Vamos a entender el martingala, porque sobre esta estrategia circulan muchos mitos. ¿Honestamente? Veo cómo los novatos en trading constantemente caen en ella.



La esencia es sencilla: la martingala es cuando aumentas el tamaño de la siguiente operación después de una pérdida. La idea nació en los casinos, donde los jugadores duplicaban la apuesta tras cada pérdida, hasta ganar. Los traders tomaron esta idea y comenzaron a aplicarla en el comercio de criptomonedas y otros activos.

En el casino funciona así: apostaste un dólar en negro — perdiste, apostaste dos dólares — otra vez perdiste, apostaste cuatro dólares — ganaste. Recuperaste todas las pérdidas más una pequeña ganancia. En el trading funciona más o menos igual, pero se llama promediación. Compras un activo, el precio cae, abres una nueva orden, pero con una cantidad mayor. El precio medio de entrada se vuelve más bajo, y aunque solo sea un pequeño rebote, te da ganancia.

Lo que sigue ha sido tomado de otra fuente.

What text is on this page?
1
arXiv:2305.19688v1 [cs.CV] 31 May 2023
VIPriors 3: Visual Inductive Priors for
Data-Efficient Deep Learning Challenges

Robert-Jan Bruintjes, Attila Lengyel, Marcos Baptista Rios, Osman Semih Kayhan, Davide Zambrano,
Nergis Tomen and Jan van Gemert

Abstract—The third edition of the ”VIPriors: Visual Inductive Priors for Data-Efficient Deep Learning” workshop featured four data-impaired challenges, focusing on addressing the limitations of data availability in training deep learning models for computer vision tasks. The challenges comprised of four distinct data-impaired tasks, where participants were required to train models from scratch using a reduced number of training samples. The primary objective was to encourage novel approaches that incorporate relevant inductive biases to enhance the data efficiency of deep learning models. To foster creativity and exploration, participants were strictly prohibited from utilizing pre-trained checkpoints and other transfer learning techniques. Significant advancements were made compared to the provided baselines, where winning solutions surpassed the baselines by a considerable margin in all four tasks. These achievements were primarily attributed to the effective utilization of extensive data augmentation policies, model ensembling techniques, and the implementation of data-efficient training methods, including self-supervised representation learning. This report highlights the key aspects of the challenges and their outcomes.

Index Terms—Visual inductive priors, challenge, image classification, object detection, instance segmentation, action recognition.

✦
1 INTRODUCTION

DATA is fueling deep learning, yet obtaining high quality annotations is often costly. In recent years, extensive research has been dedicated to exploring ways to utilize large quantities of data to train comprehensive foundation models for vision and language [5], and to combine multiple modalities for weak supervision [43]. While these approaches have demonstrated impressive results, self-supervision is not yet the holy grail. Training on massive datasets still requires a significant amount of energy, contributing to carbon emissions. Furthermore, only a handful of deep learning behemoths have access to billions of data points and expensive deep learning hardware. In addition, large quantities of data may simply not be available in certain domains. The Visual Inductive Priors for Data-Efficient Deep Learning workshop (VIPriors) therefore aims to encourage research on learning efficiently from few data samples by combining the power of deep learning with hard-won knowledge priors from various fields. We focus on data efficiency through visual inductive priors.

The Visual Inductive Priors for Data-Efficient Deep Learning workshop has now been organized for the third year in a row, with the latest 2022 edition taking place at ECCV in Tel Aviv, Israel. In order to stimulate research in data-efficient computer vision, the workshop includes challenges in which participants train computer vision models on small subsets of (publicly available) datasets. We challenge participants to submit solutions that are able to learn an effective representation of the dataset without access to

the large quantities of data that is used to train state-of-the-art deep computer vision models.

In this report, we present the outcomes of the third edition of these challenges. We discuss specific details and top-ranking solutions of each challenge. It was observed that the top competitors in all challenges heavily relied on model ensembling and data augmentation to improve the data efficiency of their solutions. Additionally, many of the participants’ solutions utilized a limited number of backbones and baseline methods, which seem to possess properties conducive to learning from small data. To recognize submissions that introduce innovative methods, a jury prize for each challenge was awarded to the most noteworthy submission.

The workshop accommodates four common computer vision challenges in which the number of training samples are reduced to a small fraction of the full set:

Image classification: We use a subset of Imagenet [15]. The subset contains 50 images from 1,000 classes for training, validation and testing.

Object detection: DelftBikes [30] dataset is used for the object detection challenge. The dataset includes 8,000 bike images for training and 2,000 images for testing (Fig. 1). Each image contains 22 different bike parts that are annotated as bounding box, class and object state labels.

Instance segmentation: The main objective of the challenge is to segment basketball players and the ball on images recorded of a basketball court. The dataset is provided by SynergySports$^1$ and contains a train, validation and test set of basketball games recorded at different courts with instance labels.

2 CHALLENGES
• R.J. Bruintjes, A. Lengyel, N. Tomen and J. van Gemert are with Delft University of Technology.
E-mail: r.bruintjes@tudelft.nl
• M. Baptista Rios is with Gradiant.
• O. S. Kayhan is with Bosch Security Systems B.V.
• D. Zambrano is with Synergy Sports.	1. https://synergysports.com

En la práctica, esto se ve así: compraste Bitcoin a 10 dólares, el precio bajó a 9.5, abriste una nueva orden por 12 dólares. El precio bajó a 9, abriste otra por 14.4. Cada vez la suma crece, y al final, incluso un pequeño aumento del precio cierra todas las posiciones en positivo. ¿Suena perfecto? Aquí empiezan los problemas.

Las ventajas de la martingala son evidentes: recuperación rápida de las pérdidas, no necesitas adivinar el giro exacto, simplemente vas «alcanzando» el precio poco a poco. Pero las desventajas son mucho más serias. Primero, puede que simplemente no tengas suficiente dinero para la siguiente ampliación de la orden. Segundo, psicológicamente es destructivo — el aumento constante de las apuestas nerviza. Tercero, los mercados a veces están en una caída prolongada sin retrocesos, y entonces la martingala se vuelve catastrófica.

Veamos con números. Supón que tienes 100 dólares. La orden inicial es de 10 dólares, y aumentas en un 20% cada vez. Después de cinco promedios, gastarás 74.42 dólares. Si el precio no se vuelve a girar, puede que no te quede dinero. ¿Ves el problema?

¿Cómo usar correctamente la martingala? Primero — pon porcentajes pequeños, máximo 10–20%. Segundo — calcula de antemano cuántas órdenes realmente podrás abrir con tu depósito. Tercero — nunca pongas todo el depósito de una vez, deja un margen. Cuarto — mira la tendencia. Si el activo cae sin parar, mejor no promediar en absoluto. Quinto — recuerda que es una estrategia arriesgada.

Por fórmula: cada orden siguiente es igual a la anterior, multiplicada por (1 + porcentaje de martingala). Si empiezas con 10 dólares y aumentas en un 20%, la segunda orden será 12 dólares, la tercera 14.4, la cuarta 17.28, la quinta 20.74. En total, 74.42 dólares en cinco órdenes.

Con un aumento del 10% en cinco órdenes, se necesitarán unos 61 dólares. Con un 30% ya son 90 dólares. Con un 50% — casi 131 dólares. ¿Ves qué rápido crecen los requisitos del depósito?

Conclusión: la martingala es una herramienta poderosa para promediar, pero solo si entiendes los riesgos y calculas bien tu capital. A los principiantes les conviene empezar con aumentos del 10–20% y tener un plan para una caída prolongada del mercado. Opera con conciencia, gestiona los riesgos y no dejes que las emociones tomen el control. ¡Mucho éxito en el trading!